En ce qui concerne le soutien au coût de la résidence, payé pendant 12 mois, il varie selon « le coût de la vie, le niveau de risque et l’insalubrité », étant fixé à 2.700 euros (directeur), 2.200 euros (sous-directeur) et 1.850 euros (personnel enseignant) en Angola, au Brésil et au Mozambique.

À Cabo Verde et au Timor-Leste, les montants définis sont de 2.200 euros (directeur), 1.800 euros (sous-directeur) et 1.500 euros (personnel enseignant).

À São Tomé, le directeur recevra 2.200 euros et le sous-directeur 1.800 euros, tandis que le personnel enseignant recevra 1.350 euros.

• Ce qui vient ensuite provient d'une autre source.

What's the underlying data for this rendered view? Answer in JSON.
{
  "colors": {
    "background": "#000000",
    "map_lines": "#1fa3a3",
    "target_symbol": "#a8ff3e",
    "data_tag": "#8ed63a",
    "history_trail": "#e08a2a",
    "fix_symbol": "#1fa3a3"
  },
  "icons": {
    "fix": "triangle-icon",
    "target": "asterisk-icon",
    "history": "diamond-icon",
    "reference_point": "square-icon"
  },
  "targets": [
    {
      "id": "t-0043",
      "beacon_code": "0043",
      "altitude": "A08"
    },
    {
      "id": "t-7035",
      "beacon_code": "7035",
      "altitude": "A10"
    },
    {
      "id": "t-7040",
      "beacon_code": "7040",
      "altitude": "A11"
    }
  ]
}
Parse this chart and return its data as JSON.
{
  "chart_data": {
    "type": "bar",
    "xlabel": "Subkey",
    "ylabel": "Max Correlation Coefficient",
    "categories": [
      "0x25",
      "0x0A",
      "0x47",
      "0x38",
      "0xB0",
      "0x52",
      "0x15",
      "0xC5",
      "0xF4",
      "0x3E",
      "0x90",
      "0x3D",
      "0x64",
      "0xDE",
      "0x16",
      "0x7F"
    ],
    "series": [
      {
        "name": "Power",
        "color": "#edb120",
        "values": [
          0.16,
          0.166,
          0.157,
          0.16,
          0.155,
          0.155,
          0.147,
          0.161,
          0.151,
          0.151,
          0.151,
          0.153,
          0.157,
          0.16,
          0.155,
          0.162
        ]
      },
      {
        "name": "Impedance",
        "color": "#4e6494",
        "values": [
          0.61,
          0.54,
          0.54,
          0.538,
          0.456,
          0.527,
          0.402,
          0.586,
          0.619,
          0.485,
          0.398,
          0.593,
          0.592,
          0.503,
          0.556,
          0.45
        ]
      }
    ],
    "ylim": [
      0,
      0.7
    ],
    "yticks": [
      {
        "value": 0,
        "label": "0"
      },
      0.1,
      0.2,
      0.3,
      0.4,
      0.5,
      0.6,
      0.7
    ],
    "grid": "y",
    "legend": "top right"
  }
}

Concernant les enseignants en poste pour l’année scolaire en cours, la compensation sera de 11.100 euros (Angola, Brésil et Mozambique), 9.000 euros (Cabo Verde et Timor) et 8.100 euros (São Tomé).

Le gouvernement a stipulé que, pour « assurer l’engagement, la continuité et le retour sur investissement public, les enseignants devront occuper leurs fonctions pendant deux années consécutives dans l’école où ils sont affectés ».

« Les enseignants qui ne respecteront pas cette obligation devront rembourser à l’école les sommes versées à ce jour pour le soutien à l’installation sur le lieu de travail, sauf en cas de force majeure ou de raison indépendante de la volonté de l’enseignant. De plus, ils perdront leur droit au paiement des aides liées au voyage de retour au Portugal, pour eux et pour les membres de leur famille », a ajouté le ministère de l’Éducation, de la Science et de l’Innovation.

Le décret-loi approuvé aujourd’hui établit également que les enseignants affectés à une EPE avec un lien à un groupe d’écoles, à une école non-groupée ou à un cadre de zone pédagogique, conservent leur poste d’origine pour une période de quatre ans.